Mentre la presenza malefica di Saturno ha attraversato i cieli e ha scatenato la peste, l’isolamento e il caos sulla terra, anche i tre membri dei Kyrios si sono allineati, scavando in profondità nel sottosuolo per evocare il loro debutto”. Ottima (e sobria, come da copione) presentazione per questo nuovo progetto di recentissima formazione, proveniente da New York, probabilmente dalla parte più marcia della grande mela, e formato da Hypatian (chitarra, basso e synth), Satan’s Sword (batteria) e Vomag (voce), che esordisce con questo mini ep per la connazionale Caligari Records, piccola ma agguerrita etichetta, sempre pronta a scovare lavori morbosi e affascinanti nei cunicoli più sporchi e umidi dell’underground.

“Saturnal Chambers” concentra in soli nove minuti di durata (due pezzi veri e propri, con la title track che funge da spartiacque rumoristico/ambientale) diversi spunti di interesse, attraverso un black metal con qualche lieve sfumatura più death oriented, che ha radici ben piantate nella tradizione ma si nutre anche di atmosfere più futuristiche, viaggiando a metà strada tra un riffing criptico e malevolo, che può richiamare Mayhem e primi Emperor, e suggestioni dissonanti e spigolose, più vicine invece a certi Deathspell Omega o a gruppi come Abigor (ultimi) e Ved Buens Ende (e quindi a declinazioni più “moderne” e mature del black metal).

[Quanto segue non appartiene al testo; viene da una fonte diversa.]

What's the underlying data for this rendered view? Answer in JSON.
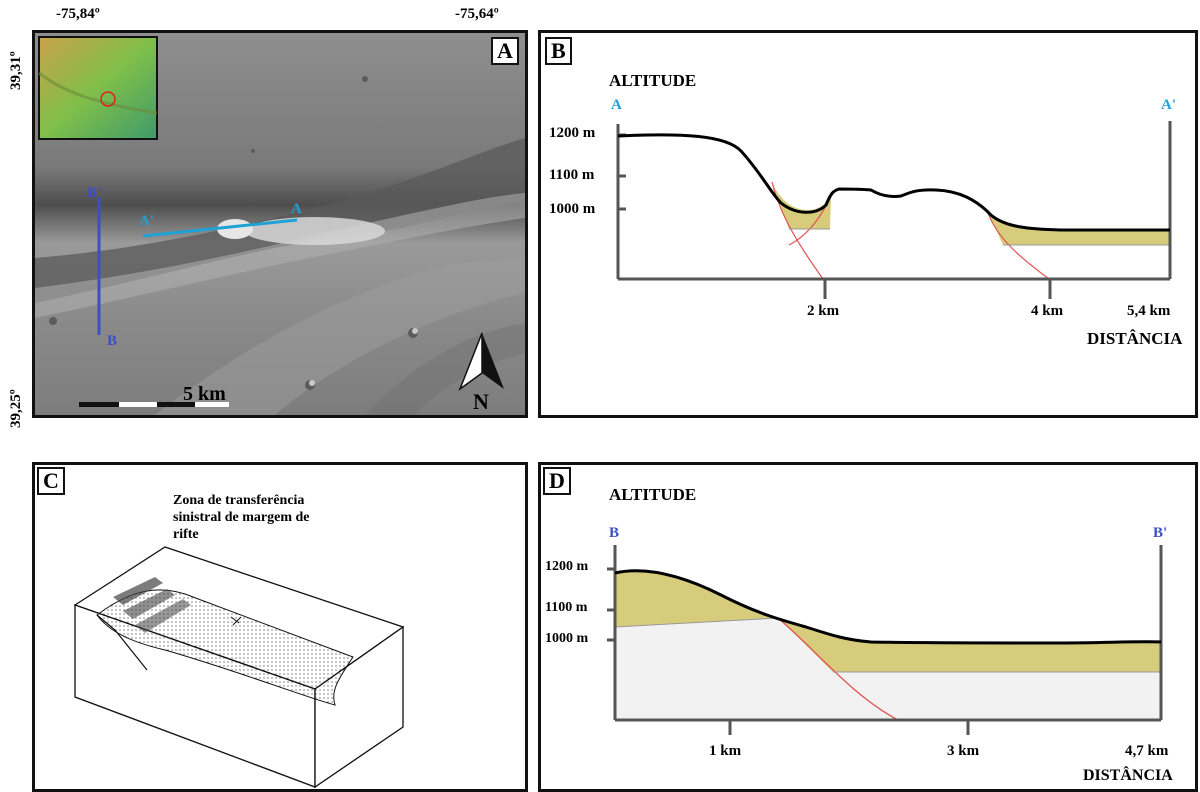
{
  "panel_a": {
    "tag": "A",
    "lon_left": "-75,84º",
    "lon_right": "-75,64º",
    "lat_top": "39,31º",
    "lat_bottom": "39,25º",
    "profile_ab_start": "B'",
    "profile_ab_end": "B",
    "profile_aa_start": "A'",
    "profile_aa_end": "A",
    "scale_label": "5 km",
    "north_label": "N"
  },
  "panel_b": {
    "tag": "B",
    "y_title": "ALTITUDE",
    "start_label": "A",
    "end_label": "A'",
    "y_ticks": [
      "1200 m",
      "1100 m",
      "1000 m"
    ],
    "x_ticks": [
      "2 km",
      "4 km",
      "5,4 km"
    ],
    "x_title": "DISTÂNCIA"
  },
  "panel_c": {
    "tag": "C",
    "caption": [
      "Zona de transferência",
      "sinistral de margem de",
      "rifte"
    ]
  },
  "panel_d": {
    "tag": "D",
    "y_title": "ALTITUDE",
    "start_label": "B",
    "end_label": "B'",
    "y_ticks": [
      "1200 m",
      "1100 m",
      "1000 m"
    ],
    "x_ticks": [
      "1 km",
      "3 km",
      "4,7 km"
    ],
    "x_title": "DISTÂNCIA"
  },
  "colors": {
    "fill_deposit": "#d6cc7c",
    "fault_line": "#e05050",
    "profile_a": "#1fa3d6",
    "profile_b": "#3a4fc9"
  }
}
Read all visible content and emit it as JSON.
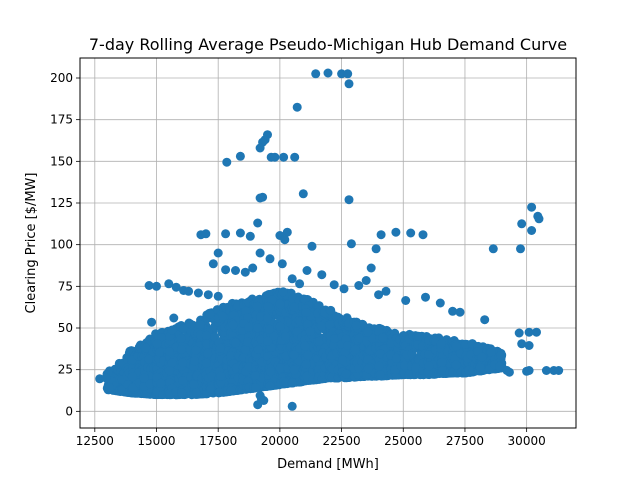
{
  "chart_data": {
    "type": "scatter",
    "title": "7-day Rolling Average Pseudo-Michigan Hub Demand Curve",
    "xlabel": "Demand [MWh]",
    "ylabel": "Clearing Price [$/MW]",
    "xlim": [
      11900,
      32000
    ],
    "ylim": [
      -10,
      212
    ],
    "xticks": [
      12500,
      15000,
      17500,
      20000,
      22500,
      25000,
      27500,
      30000
    ],
    "yticks": [
      0,
      25,
      50,
      75,
      100,
      125,
      150,
      175,
      200
    ],
    "grid": true,
    "marker_color": "#1f77b4",
    "series": [
      {
        "points_outliers": [
          [
            21450,
            202.5
          ],
          [
            21950,
            203
          ],
          [
            22500,
            202.5
          ],
          [
            22750,
            202.5
          ],
          [
            22800,
            196.5
          ],
          [
            20700,
            182.5
          ],
          [
            19500,
            166
          ],
          [
            19400,
            163
          ],
          [
            19300,
            161.5
          ],
          [
            19200,
            158
          ],
          [
            18400,
            153
          ],
          [
            19650,
            152.5
          ],
          [
            19800,
            152.5
          ],
          [
            20150,
            152.5
          ],
          [
            20600,
            152.5
          ],
          [
            17850,
            149.5
          ],
          [
            20950,
            130.5
          ],
          [
            19300,
            128.5
          ],
          [
            19200,
            128
          ],
          [
            22800,
            127
          ],
          [
            19100,
            113
          ],
          [
            21300,
            99
          ],
          [
            22900,
            100.5
          ],
          [
            23900,
            97.5
          ],
          [
            20300,
            107.5
          ],
          [
            16800,
            106
          ],
          [
            17000,
            106.5
          ],
          [
            17800,
            106.5
          ],
          [
            18400,
            107
          ],
          [
            18800,
            105
          ],
          [
            20000,
            105.5
          ],
          [
            20200,
            103
          ],
          [
            24100,
            106
          ],
          [
            24700,
            107.5
          ],
          [
            25300,
            107
          ],
          [
            25800,
            106
          ],
          [
            30200,
            122.5
          ],
          [
            30450,
            117
          ],
          [
            30500,
            115.5
          ],
          [
            29800,
            112.5
          ],
          [
            30200,
            108.5
          ],
          [
            28650,
            97.5
          ],
          [
            29750,
            97.5
          ],
          [
            14700,
            75.5
          ],
          [
            15000,
            75
          ],
          [
            15500,
            76.5
          ],
          [
            15800,
            74.5
          ],
          [
            16700,
            71
          ],
          [
            17100,
            70
          ],
          [
            17500,
            69
          ],
          [
            16100,
            72.5
          ],
          [
            16300,
            72
          ],
          [
            17300,
            88.5
          ],
          [
            17500,
            95
          ],
          [
            17800,
            85
          ],
          [
            18200,
            84.5
          ],
          [
            18600,
            83.5
          ],
          [
            18900,
            86
          ],
          [
            19200,
            95
          ],
          [
            19600,
            91.5
          ],
          [
            20100,
            88.5
          ],
          [
            20500,
            79.5
          ],
          [
            20800,
            76.5
          ],
          [
            21100,
            84.5
          ],
          [
            21700,
            82
          ],
          [
            22200,
            76
          ],
          [
            22600,
            73.5
          ],
          [
            23200,
            75.5
          ],
          [
            23500,
            78.5
          ],
          [
            23700,
            86
          ],
          [
            24000,
            70
          ],
          [
            24300,
            72
          ],
          [
            25100,
            66.5
          ],
          [
            25900,
            68.5
          ],
          [
            26500,
            65
          ],
          [
            27000,
            60
          ],
          [
            27300,
            59.5
          ],
          [
            14800,
            53.5
          ],
          [
            15700,
            56
          ],
          [
            28300,
            55
          ],
          [
            29700,
            47
          ],
          [
            30100,
            47.5
          ],
          [
            30400,
            47.5
          ],
          [
            29800,
            40.5
          ],
          [
            30100,
            39.5
          ],
          [
            29200,
            24.5
          ],
          [
            29300,
            23.5
          ],
          [
            30000,
            24
          ],
          [
            30100,
            24.5
          ],
          [
            30800,
            24.5
          ],
          [
            31100,
            24.5
          ],
          [
            31300,
            24.5
          ],
          [
            28700,
            28
          ],
          [
            28900,
            27
          ],
          [
            19100,
            4
          ],
          [
            19250,
            7.5
          ],
          [
            19200,
            9.5
          ],
          [
            19350,
            6.5
          ],
          [
            12700,
            19.5
          ],
          [
            12950,
            20
          ],
          [
            20500,
            3
          ]
        ],
        "dense_band": [
          [
            13000,
            13,
            24
          ],
          [
            13500,
            12,
            29
          ],
          [
            14000,
            11,
            38
          ],
          [
            14500,
            10.5,
            42
          ],
          [
            15000,
            10,
            47
          ],
          [
            15500,
            10,
            50
          ],
          [
            16000,
            10,
            52
          ],
          [
            16500,
            10,
            55
          ],
          [
            17000,
            10.5,
            58
          ],
          [
            17500,
            11,
            62
          ],
          [
            18000,
            12,
            65
          ],
          [
            18500,
            13,
            66
          ],
          [
            19000,
            14,
            68
          ],
          [
            19500,
            15,
            70
          ],
          [
            20000,
            16,
            72
          ],
          [
            20500,
            17,
            71
          ],
          [
            21000,
            18,
            69
          ],
          [
            21500,
            19,
            65
          ],
          [
            22000,
            20,
            61
          ],
          [
            22500,
            20,
            58
          ],
          [
            23000,
            20.5,
            55
          ],
          [
            23500,
            21,
            52
          ],
          [
            24000,
            21,
            50
          ],
          [
            24500,
            21.5,
            48
          ],
          [
            25000,
            22,
            47
          ],
          [
            25500,
            22,
            46
          ],
          [
            26000,
            22,
            45
          ],
          [
            26500,
            22.5,
            44
          ],
          [
            27000,
            23,
            43
          ],
          [
            27500,
            23,
            42
          ],
          [
            28000,
            24,
            40
          ],
          [
            28500,
            25,
            38
          ],
          [
            29000,
            26,
            35
          ]
        ]
      }
    ]
  }
}
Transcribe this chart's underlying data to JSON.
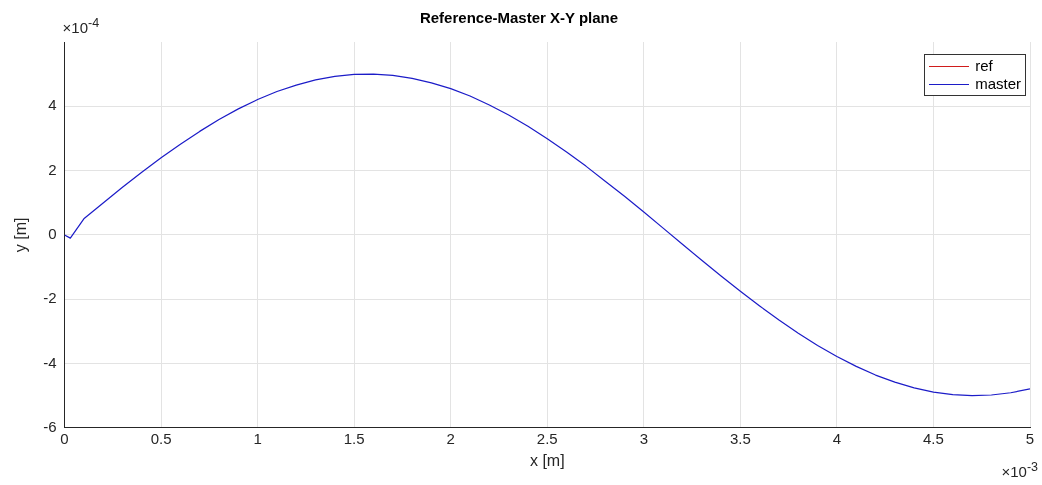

Questa congiunzione di influenze si sostanzia in linee di chitarra nervose e in una sezione ritmica altrettanto spezzettata, con la voce di Vomag che urla il suo bestiale dolore, e le tastiere, ben presenti ma costantemente in sottofondo, a dare corpo al tutto con il loro suono alieno e distaccato: un paesaggio devastato di antiche ed oscure rovine, che rievoca astratti orrori di matrice lovecraftiana, immersi nella fredda profondità dello spazio.

Nonostante il minutaggio assai contenuto, “Saturnal Chambers” ci presenta una nuova realtà decisamente convincente, capace di musicare scenari apocalittici, in bilico tra devozione alla vecchia scuola e tentazioni moderniste.

Sarò curioso di ascoltare il loro full length d’esordio, che potrebbe essere davvero una bella sorpresa.